Forum diskusi ini mengundang pihak pihak yang dinilai sangat kompeten dengan LKS, karena mereka ikut membedah sekaligus melahirkan kajian akademiknya. Mereka adalah, dr Zaini Abdullah (Abu Doto) mantan Gubernur Aceh 2012-2017, Prof Sahrizal Abbas (Dewan Syariah Aceh), DR Hafas Furqani MEc yang ikut membidani kajian akademik LKS. Sementara pengendali diskusi atau moderator adalah Dosi Elfian SHI yang juga Ketua Kaukus Wartawan Peduli Syariat Islam (KWPSI).
Keempat nara sumber itu mengemukakan banyak hal yang mencerahkan dalam penyampaian yang mereka paparkan di depan forum. Intinya, kehendak revisi hanyalah karena ketidaktahuan esensi dari LKS itu sendiri. Berikut kami sajikan penyampaian itu dalam beberapa edisi.

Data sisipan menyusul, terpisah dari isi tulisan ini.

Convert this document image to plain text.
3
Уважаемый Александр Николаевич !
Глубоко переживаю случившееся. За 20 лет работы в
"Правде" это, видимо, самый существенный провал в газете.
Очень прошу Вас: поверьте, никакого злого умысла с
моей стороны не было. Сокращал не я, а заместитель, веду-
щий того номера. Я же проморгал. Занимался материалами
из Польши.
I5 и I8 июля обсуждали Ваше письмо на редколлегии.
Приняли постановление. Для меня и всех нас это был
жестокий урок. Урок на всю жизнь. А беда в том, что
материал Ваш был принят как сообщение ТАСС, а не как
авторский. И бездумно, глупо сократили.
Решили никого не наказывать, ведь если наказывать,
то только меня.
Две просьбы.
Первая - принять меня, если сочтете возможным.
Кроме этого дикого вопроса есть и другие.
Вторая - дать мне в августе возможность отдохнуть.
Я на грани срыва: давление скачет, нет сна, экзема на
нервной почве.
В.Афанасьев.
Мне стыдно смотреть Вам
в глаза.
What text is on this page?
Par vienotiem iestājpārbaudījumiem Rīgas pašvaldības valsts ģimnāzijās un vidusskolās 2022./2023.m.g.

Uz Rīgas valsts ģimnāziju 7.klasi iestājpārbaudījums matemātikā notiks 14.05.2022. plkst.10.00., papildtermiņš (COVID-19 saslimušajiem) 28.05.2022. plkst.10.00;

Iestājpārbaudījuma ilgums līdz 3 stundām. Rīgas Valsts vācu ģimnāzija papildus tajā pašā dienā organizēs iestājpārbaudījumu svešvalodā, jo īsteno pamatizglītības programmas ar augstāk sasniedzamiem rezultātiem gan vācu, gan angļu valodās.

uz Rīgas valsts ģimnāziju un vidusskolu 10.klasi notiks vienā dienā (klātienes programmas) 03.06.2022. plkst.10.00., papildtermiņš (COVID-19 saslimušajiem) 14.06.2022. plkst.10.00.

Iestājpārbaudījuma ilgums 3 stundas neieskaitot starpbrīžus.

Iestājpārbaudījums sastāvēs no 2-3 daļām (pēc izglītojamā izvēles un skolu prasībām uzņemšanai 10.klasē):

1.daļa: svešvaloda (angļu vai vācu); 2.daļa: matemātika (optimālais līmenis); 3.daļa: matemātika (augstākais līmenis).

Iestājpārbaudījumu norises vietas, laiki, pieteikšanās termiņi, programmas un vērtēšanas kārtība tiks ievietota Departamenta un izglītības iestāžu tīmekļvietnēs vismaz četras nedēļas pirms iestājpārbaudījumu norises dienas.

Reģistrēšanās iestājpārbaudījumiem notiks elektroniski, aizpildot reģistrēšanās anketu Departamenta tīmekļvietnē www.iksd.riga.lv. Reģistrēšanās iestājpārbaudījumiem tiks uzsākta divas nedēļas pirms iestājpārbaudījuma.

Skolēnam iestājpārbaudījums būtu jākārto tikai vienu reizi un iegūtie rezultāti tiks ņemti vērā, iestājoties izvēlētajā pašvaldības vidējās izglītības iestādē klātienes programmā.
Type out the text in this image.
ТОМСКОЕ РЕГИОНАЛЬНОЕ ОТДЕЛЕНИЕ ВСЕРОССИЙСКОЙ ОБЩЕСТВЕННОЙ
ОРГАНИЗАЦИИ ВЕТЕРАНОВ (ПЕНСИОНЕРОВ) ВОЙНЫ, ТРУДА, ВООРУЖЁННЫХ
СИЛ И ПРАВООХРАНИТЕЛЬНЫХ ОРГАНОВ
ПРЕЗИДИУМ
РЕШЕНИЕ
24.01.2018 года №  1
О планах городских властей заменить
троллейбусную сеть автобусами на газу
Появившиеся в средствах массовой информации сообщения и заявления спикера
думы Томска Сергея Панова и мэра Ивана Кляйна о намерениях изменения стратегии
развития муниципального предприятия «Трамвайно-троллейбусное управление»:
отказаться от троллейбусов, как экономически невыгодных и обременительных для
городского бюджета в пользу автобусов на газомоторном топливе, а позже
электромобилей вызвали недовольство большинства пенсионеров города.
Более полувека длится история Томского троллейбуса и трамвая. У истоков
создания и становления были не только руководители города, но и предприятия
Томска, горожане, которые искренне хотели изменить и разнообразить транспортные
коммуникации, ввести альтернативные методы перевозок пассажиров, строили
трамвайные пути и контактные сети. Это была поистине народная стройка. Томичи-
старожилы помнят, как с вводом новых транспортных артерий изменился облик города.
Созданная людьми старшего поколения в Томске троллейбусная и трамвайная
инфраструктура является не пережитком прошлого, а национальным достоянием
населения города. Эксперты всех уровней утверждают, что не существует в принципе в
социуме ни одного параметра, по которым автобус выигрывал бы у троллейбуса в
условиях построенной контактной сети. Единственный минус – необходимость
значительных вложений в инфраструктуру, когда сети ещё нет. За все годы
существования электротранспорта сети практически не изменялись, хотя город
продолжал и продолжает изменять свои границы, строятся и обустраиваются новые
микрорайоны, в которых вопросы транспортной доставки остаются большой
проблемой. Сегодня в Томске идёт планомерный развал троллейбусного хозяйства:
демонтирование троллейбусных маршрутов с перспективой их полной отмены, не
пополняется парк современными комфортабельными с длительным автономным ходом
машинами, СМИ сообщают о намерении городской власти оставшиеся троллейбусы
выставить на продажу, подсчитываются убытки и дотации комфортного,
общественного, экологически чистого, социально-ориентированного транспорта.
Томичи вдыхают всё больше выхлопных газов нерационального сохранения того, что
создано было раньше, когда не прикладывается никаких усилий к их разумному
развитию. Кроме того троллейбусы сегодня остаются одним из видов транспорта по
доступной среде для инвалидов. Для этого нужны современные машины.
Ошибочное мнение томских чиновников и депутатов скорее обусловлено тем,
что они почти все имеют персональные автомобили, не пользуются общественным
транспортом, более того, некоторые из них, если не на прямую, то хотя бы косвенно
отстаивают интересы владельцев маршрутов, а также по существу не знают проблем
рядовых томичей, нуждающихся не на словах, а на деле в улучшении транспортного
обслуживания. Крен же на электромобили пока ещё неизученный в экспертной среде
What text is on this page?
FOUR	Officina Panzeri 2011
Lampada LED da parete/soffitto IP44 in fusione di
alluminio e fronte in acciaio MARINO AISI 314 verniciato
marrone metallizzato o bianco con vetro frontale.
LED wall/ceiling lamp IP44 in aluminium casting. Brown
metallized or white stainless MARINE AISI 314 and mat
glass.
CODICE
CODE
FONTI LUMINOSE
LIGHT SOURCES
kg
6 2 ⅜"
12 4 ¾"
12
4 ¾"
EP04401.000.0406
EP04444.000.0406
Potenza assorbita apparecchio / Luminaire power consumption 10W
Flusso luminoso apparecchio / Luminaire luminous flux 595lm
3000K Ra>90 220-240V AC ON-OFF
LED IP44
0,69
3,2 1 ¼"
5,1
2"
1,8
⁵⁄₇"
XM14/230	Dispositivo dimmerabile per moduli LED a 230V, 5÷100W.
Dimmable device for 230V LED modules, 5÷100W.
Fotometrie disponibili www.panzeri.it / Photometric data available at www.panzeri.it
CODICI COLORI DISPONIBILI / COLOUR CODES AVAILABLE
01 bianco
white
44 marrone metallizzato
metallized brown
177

Silakan menyimak.
***
PAKAR Ekonomi Syariah yang juga Ketua Dewan Pengawas Syariah (DPS), Profesor Syahrizal Abbas MA menyebut, kisruh maraknya pro dan kontra Layanan Keuangan Syariah (LKS) di Aceh bukan hanya dilihat dari sisi esensi rasionalitas dan materialitas semata, namun ada dimensi teologis manusia yang perlu dilihat di dalamnya. “Ingat, Aceh sangat kental dengan syariat Islam dan telah meninggalkan praktek non syariah,” tegas Syahrizal, salah seorang pemateri FGD Forum Pemred SMSI, Kamis(01/06/2023).
Mantan Kadis SI Aceh yang ikut membidani LKS itu dalam nada filosofis mengimbau, agar jangan berpikir manusia hanya makhluk manusia semata, tapi manusia adalah makhluk teologis.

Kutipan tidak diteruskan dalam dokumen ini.